Adeus, Cardoso

Três anos trabalhando ao lado do Cardoso me fizeram entender umas coisas fundamentais. Tão fundamentais que, ao entendê-las, me falta entender como vivi sem sabê-las durante esses dezoito anos – dezoito, digo, antes começar a trabalhar com o Cardoso. Primeira coisa: as pessoas são estúpidas. Assim, sedimentado em uma sentença ordinária, é um pensamento insípido, mas é preciso deixá-lo florescer em nosso cotidiano, como se trazê-lo constantemente ao nosso consciente o tornasse um axioma inconsciente, de alguma forma mesclado com o nosso pão, nossa gentileza, nossa roupa, mesmo nosso amor e nossa paz. O próprio Cardoso nunca chegou a me ensinar isso diretamente. Nunca o ouvi dizer: “as pessoas são estúpidas”. É simplesmente algo que vai soterrado em suas ações e seu olhar, no desprezo que despende atenciosamente a todos nós e, em última instância, a si mesmo.

Cardoso e eu trabalhamos em uma revenda de carros usados e semi-novos, a Godoy’s Car. Pouco inteligente desde a perspectiva anglófona, é um nome que curiosamente persiste em funcionar no Brasil, particularmente para uma revenda de carros no interior de Minas Gerais. Estou neste país há três anos e ainda me surpreendo com essa coisa de nomes por aqui. No caso da Godoy’s Car, não se trata nenhum esnobismo ou estrangeirismo inconsequente, que afinal só faria sentido se o batizador e dono do negócio, o Godoy, tivesse qualquer afinidade ou interesse pela cultura de Inglaterra e derivados. Esse título não responde sequer a uma noção de internacionalização ou globalização, por caricatural que viesse a ser. Não: esse é um título brasileiro, feito exclusivamente para brasileiros. É praticamente xenófobo e está, por assim dizer, forjado no mais autêntico e avançado português, que é precisamente aquele que se faz esfarelado, poroso, agressivo. Quando comecei a buscar emprego, esse nome foi algo que captou minha atenção (mais do que um presumível interesse por automóveis ou pelo comércio), porém não reparei no inglês nem no português, mas sim no russo ou qualquer coisa de Europa Oriental que me saía ao imaginar a pronúncia, algo como Godóiskar, dito de forma seca e inexorável, como a sentença de um destino. A imaginação sonora desse nome me divertiu o suficiente para entrar sorridente e pedir ao Godoy uma posição qualquer na loja.
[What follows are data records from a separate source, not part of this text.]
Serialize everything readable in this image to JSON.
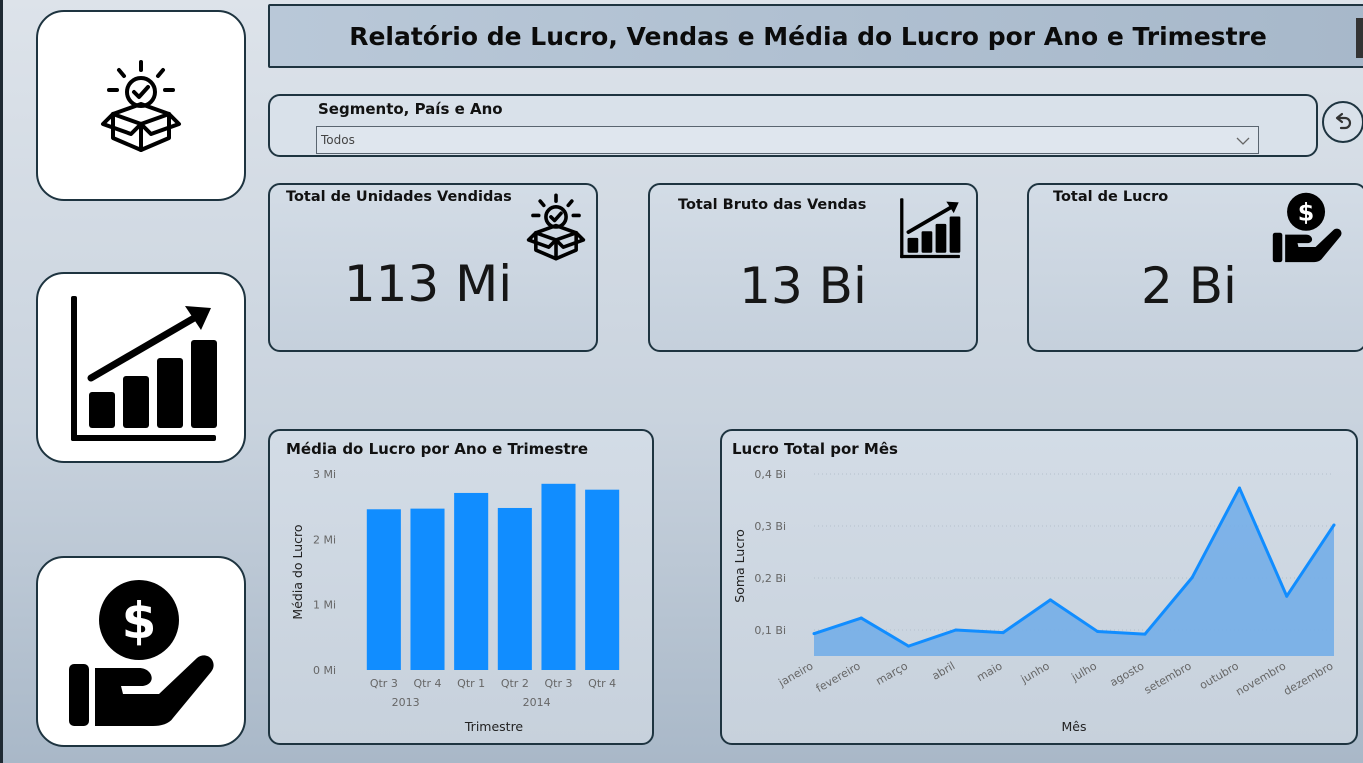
{
  "title": "Relatório de Lucro, Vendas e Média do Lucro por Ano e Trimestre",
  "side_icons": [
    "box-check-icon",
    "bar-chart-growth-icon",
    "dollar-hand-icon"
  ],
  "slicer": {
    "label": "Segmento, País e Ano",
    "value": "Todos"
  },
  "kpis": [
    {
      "title": "Total de Unidades Vendidas",
      "value": "113 Mi",
      "icon": "box-check-icon"
    },
    {
      "title": "Total Bruto das Vendas",
      "value": "13 Bi",
      "icon": "bar-chart-growth-icon"
    },
    {
      "title": "Total de Lucro",
      "value": "2 Bi",
      "icon": "dollar-hand-icon"
    }
  ],
  "chart_data": [
    {
      "type": "bar",
      "title": "Média do Lucro por Ano e Trimestre",
      "xlabel": "Trimestre",
      "ylabel": "Média do Lucro",
      "categories": [
        "Qtr 3",
        "Qtr 4",
        "Qtr 1",
        "Qtr 2",
        "Qtr 3",
        "Qtr 4"
      ],
      "groups": [
        {
          "label": "2013",
          "count": 2
        },
        {
          "label": "2014",
          "count": 4
        }
      ],
      "values": [
        2.46,
        2.47,
        2.71,
        2.48,
        2.85,
        2.76
      ],
      "unit": "Mi",
      "yticks": [
        "0 Mi",
        "1 Mi",
        "2 Mi",
        "3 Mi"
      ],
      "ylim": [
        0,
        3
      ],
      "color": "#118dff"
    },
    {
      "type": "area",
      "title": "Lucro Total por Mês",
      "xlabel": "Mês",
      "ylabel": "Soma Lucro",
      "categories": [
        "janeiro",
        "fevereiro",
        "março",
        "abril",
        "maio",
        "junho",
        "julho",
        "agosto",
        "setembro",
        "outubro",
        "novembro",
        "dezembro"
      ],
      "values": [
        0.093,
        0.123,
        0.069,
        0.1,
        0.095,
        0.158,
        0.097,
        0.092,
        0.201,
        0.373,
        0.165,
        0.302
      ],
      "unit": "Bi",
      "yticks": [
        "0,1 Bi",
        "0,2 Bi",
        "0,3 Bi",
        "0,4 Bi"
      ],
      "ylim": [
        0.05,
        0.4
      ],
      "line_color": "#118dff",
      "fill_color": "#74aee8"
    }
  ]
}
Um ano mais tarde, já bem estabelecida na revenda como comerciante, cheguei a sugerir ao Cardoso que mandasse o Godoy à merda e lançasse sua própria empresa, a Car d’oso – para completar a salada de idiomas, ficaria bem um urso como logotipo ou mascote da empresa. Ele me evadiu com poucas palavras, e assim fui percebendo que sua inteligência não era do tipo que cultiva ambições financeiras ou sociais. Aí nascia a segunda coisa que o Cardoso me ensinou, porém antes de apresentá-la quero terminar de pintar o contexto.

Dada minha inexperiência no ramo, fica claro que Godoy não me contratou pelo currículo. Basta me imaginar aos 18 e cursando um obsoleto bacharelado em História para entender que venda de carros usados não casava nem com minha cara, nem com meu comportamento aparente. Já disse que fui atraída pelo nome do estabelecimento, o que mostra inequivocamente a efemeridade da minha “busca” por um emprego. Godoy, por seu turno, deve ter se interessado em minha condição de mulher ou, melhor, de menina estudante, com aparência mais ou menos bonita e um sorriso divertido. Não digo que Godoy tenha se interessado em mim física ou sexualmente – apesar de bastante expansivo, o chefe nunca se meteu a bobeações que não correspondem ao papel de empresário visionário que concebeu para si. Ele se atraiu por mim trabalhando na Godoy’s Car, a primeira vendedora contratada pela empresa, emprestando ao front de vendas um ar familiar, de proximidade e, finalmente, confiança. Mas tinha esse problema de eu não saber nada sobre carros ou vendas, portanto o Godoy me pôs a trabalhar no escritório, secretariando e organizando, como “fase de testes”.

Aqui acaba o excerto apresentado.